Firstly, it is important to acknowledge the difference between food ‘waste’ and food ‘loss’. Food waste, refers to food that has passed production and is often discarded of even though it is fit for human consumption. Examples of this includes the amount of food often disposed of by retailers, due to high standards of produce or the refusal to distribute their unsold items. The household is also a common abuser of produce, with many homes regularly discarding food due to over-buying, over-cooking or distrusting out-of-date items.
Food loss refers to produce that is ‘lost’ during farming, production, distribution and storage. This is mostly
due to a lack of investment in infrastructure. Developing countries, while their food waste levels are a lot lower, have higher levels of food loss due to these factors. Investing in infrastructure can tackle crop loss, improve storage & processing facilities and develop flood & drought management; ensuring food security and decreasing levels of loss.
If we consider our individual consumption that leads to food waste, we can put small practices in place that leads to an overall reduction; saving money as well as resources. Meal planning is an effective way to ensure you are using up all your ingredients and leaving no trace. This can also be implemented with making shopping lists and checking food cupboards to avoid over-buying or purchasing unnecessary items. As well as this, consider freezing your leftovers or food that may potentially go off in the time before you eat it. Avoid letting food end up in the bin, and if you do, take note of it; this will help you understand how much you are potentially throwing away!
Today, there are more organisations being set up that organise and participate in the practice of the redistribution of potential food waste. Food waste collectives use retailers end-of-day produce to donate to charities or give away to help those in need, which creates an all-round positive impact; fighting waste and helping others!
Fighting food waste is also becoming an available practice through the digital market. Apps such as Love Food Hate Waste publishes recipes and tips that can help manage your individual food consumption. This application is free and is easily accessible at any time.

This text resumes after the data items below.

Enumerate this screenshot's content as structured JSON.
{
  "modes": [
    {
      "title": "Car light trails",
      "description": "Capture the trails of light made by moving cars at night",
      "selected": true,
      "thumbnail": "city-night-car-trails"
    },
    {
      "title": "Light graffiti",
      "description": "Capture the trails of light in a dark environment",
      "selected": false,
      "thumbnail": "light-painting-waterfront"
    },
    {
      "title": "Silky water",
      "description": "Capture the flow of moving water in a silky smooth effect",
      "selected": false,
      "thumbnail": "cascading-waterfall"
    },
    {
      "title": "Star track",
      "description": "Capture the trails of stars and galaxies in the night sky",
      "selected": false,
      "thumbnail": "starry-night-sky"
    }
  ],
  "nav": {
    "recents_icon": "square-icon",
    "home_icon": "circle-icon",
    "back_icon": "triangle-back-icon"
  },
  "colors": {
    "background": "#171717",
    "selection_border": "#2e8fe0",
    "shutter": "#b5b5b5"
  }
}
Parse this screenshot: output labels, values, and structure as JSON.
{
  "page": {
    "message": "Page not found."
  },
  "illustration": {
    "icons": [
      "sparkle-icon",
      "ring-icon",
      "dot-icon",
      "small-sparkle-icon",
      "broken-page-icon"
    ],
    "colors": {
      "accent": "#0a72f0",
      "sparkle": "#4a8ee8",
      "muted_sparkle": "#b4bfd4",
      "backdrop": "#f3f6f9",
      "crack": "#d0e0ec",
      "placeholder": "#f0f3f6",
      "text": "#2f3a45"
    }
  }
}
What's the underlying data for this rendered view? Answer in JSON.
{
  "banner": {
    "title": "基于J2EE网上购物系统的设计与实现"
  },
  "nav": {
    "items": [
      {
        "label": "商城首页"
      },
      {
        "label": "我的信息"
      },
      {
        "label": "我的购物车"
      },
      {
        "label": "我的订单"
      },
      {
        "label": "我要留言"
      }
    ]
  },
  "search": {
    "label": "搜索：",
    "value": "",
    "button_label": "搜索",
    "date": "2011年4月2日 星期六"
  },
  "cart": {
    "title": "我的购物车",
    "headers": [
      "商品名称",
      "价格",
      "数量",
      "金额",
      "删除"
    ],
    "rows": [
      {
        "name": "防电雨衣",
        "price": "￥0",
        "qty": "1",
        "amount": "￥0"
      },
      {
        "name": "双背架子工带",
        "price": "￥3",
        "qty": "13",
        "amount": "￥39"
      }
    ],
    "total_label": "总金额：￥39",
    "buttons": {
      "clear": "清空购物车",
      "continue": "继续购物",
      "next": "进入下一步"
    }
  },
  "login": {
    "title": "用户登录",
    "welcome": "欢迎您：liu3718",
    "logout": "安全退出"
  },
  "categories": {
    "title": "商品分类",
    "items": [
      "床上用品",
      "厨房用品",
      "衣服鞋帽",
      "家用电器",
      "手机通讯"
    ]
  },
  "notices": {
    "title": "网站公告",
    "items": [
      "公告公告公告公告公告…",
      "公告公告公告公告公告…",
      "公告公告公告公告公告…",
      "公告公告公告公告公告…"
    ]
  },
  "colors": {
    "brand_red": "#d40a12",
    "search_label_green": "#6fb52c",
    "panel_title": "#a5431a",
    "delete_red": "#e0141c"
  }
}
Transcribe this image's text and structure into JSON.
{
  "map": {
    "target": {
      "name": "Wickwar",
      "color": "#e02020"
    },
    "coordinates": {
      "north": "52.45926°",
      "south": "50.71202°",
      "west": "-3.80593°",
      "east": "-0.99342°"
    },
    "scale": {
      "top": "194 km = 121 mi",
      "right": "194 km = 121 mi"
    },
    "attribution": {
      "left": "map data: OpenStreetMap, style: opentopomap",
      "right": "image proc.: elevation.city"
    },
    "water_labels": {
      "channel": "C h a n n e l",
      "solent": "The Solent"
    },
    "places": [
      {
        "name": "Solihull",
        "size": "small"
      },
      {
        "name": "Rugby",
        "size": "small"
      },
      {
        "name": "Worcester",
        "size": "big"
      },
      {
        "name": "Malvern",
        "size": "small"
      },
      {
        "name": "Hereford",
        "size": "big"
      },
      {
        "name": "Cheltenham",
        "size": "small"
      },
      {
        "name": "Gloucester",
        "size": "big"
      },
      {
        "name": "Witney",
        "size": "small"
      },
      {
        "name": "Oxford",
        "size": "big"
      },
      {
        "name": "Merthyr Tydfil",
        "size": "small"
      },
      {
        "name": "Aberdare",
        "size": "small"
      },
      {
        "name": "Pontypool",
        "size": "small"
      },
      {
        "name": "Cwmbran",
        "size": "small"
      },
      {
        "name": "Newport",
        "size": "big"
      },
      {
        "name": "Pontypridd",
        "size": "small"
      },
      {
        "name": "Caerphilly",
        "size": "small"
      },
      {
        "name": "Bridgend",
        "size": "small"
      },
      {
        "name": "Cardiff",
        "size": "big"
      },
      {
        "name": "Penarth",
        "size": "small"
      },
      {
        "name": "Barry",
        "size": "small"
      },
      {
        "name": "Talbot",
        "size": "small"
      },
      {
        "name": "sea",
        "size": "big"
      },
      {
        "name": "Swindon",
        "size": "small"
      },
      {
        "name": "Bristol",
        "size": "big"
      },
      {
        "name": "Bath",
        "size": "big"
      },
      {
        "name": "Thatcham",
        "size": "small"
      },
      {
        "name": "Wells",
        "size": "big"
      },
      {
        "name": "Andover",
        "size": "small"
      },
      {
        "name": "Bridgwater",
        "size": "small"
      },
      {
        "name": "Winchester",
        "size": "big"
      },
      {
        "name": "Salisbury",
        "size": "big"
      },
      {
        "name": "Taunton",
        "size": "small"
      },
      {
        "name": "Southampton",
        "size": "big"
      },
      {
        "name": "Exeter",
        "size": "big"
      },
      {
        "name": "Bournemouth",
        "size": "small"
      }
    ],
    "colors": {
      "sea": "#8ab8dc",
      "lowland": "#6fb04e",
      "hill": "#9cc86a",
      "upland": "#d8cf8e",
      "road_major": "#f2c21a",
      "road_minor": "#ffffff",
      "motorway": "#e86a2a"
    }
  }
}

The world population is set to increase to roughly 9.6 billion by the year 2050. With a third of our food currently being wasted, our production levels will rise, and food being lost or wasted will increase also. These levels are unsustainable and for real change, we need to create awareness. It happens too often that people throw away an item thinking that the impact of that individual product won’t make a difference. But if everyone was to change this, then the impact is incredibly large, and it can begin within your own home. The inputs such as water, land, energy and labour, can all be reduced. Environmentally, we can reduce our greenhouse gas emissions, and help to prevent global warming. Celebrate World Food Day today and help tackle food waste!